One of my first duties when I began as Digital Asset Manager was to select the systems that the team would use to access content. The team of 25+ video editors were working off a traditional server that was dropping connections multiple times a day, forcing the editors to pull projects onto their desktops to work on them, then push them back up to the server when it was convenient for them. Not only were resources vulnerable to loss from improper backup while on the desktops, what was being moved back to the server was often missing essential components. Also, the aggregate source material used in the video compilations was silo’d and inaccessible to other members of the video team, which was further complicated by an ad hoc folder structure being used by each editor.
A secondary issue that needed to be addressed with our architecture plan was the solution for our offsite data backups. Because the server being used was standard issue, so was the backup solution which was saving every bit of data generated in perpetuity, regardless of whether it was worth saving.
1 The first order of business was to establish a defined folder structure for each component of each project so that the location of the aggregate assets would be reliable. This was essential to get everyone on the same page as it would enable the automatic cataloging and metadata capture of our assets later.
2 I investigated our options on our server connection issues and determined that the correct answer was a server specifically designed for our use-case. After talking with people from similar teams in the UC system and even at the American Film Institute, we selected Facilis as our hardware choice. With Facilis, the user connections were stable and I was able to create each project as its own mountable volume with unique permissions. This enabled me to reduce vulnerabilities by limiting access to only those team members working on that specific project, and would allow us to more strategically utilize the 128TB of space on the server.
3 With the server in place and the work environment stable, I turned my attention to our DAM solution and storage choice for off-site backups, which went hand in hand. I exhaustively researched the DAMS and MAMS, comparing features, price points, and integrations available for storage. At that point I’d already started conversations with Backblaze and we felt that their affordable object storage model was the right choice for us. CatDV MAMS rose to the top of our shortlist because of the features and the price point, but also because of the integrations it offered with our other selected vendors.

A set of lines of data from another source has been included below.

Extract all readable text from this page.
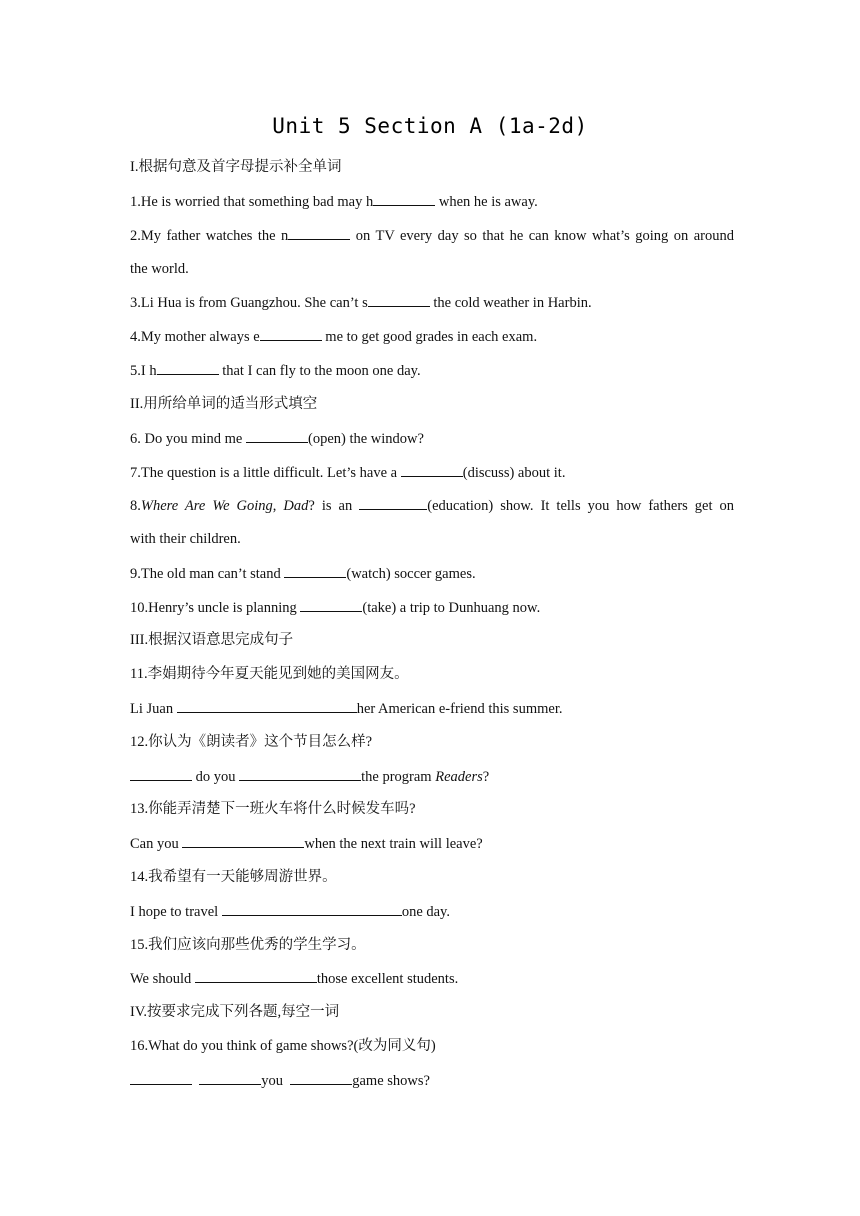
Unit 5 Section A (1a-2d)
I.根据句意及首字母提示补全单词
1.He is worried that something bad may h	when he is away.
2.My father watches the n	on TV every day so that he can know what’s going on around
the world.
3.Li Hua is from Guangzhou. She can’t s	the cold weather in Harbin.
4.My mother always e	me to get good grades in each exam.
5.I h	that I can fly to the moon one day.
II.用所给单词的适当形式填空
6. Do you mind me	(open) the window?
7.The question is a little difficult. Let’s have a	(discuss) about it.
8.Where Are We Going, Dad? is an	(education) show. It tells you how fathers get on
with their children.
9.The old man can’t stand	(watch) soccer games.
10.Henry’s uncle is planning	(take) a trip to Dunhuang now.
III.根据汉语意思完成句子
11.李娟期待今年夏天能见到她的美国网友。
Li Juan	her American e-friend this summer.
12.你认为《朗读者》这个节目怎么样?
do you	the program Readers?
13.你能弄清楚下一班火车将什么时候发车吗?
Can you	when the next train will leave?
14.我希望有一天能够周游世界。
I hope to travel	one day.
15.我们应该向那些优秀的学生学习。
We should	those excellent students.
IV.按要求完成下列各题,每空一词
16.What do you think of game shows?(改为同义句)
you	game shows?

After much thought (and a lot of white board sessions), I established the following architecture for our data flow:
The system architecture that supports the media services has a lot of moving parts that need constant upkeep. Read below to get a better idea of how each piece contributes to the whole.
Facilis Media Server – Each project is housed within its own volume with unique permissions so that only users actively working on a project have rw access to that project. Project volumes are created with a default size of 2TB, with an occasional project needing to be resized if space gets tight.
SyncbackPro – This application on the Facilis server pushes mirror backups to our Backblaze Active Backup bucket. Once a course begins post-production and the unit folders are built out, the project is added to the backup queue in SyncbackPro to mirror to offsite storage. In the backup script, I eliminate some of the unnecessary files and directories that wouldn’t be a loss in the event of a catastrophic event. In these active data backups, we save the meat of what’s being created, but trim the fat so that we’re not paying to store unnecessary files.
Active Backup – This storage bucket in Backblaze holds the build files and assets of courses currently in the post-production phase, with unnecessary files and directories eliminated from the mirror, and also the files within the Asset Library volume. When a course is archived and removed from the server, the backup files are naturally deleted after 30 days, on the command of the workflow rules I established to reduce redundant data in the different buckets.
Archive Storage – Another bucket in our Backblaze storage, this location houses the files pushed up from CatDV when a course volume has been closed and can go “on the shelf.” Media is visible and discoverable in CatDV by proxy and stored metadata, and is easily recovered through the DAMS.
Library Storage – This dedicated bucket is the off-site backup location of every published video created by the team, embedded with rights metadata in case anything gets released in the wild. In a similar workflow to the Archive storage, the Library storage data move happens with a CatDV command.
Hot Backup – This server is managed by our on-site ITS team and houses a revolving 24 hour mirror of the media server. It’s come in handy more than once, but if a file that’s been gone longer than 24 hours needs to be recovered, I turn to the Active Backup off-site.
CatDV – Our DAM/MAM database. Assets are ingested in a variety of ways depending on the lifecycle stage when they’re ingested, and much of the metadata is automatically captured upon ingest from the media path.
The production groups include:
The metadata at use in the CatDV server is a hybrid of existing schemas and our own custom schemas. Read more about the Metadata choices I made. CatDV is the trigger that pushes and pulls media from our off-site storage buckets. Once a course is closed and cataloged, the data is pushed to the off-site storage bucket and the volume is removed from the Facilis server.
CatDV Worker Node Server – This is where the magic happens. Custom workflows are programmed into the worker node server that use the metadata as handles to move the data through processes or to different locations.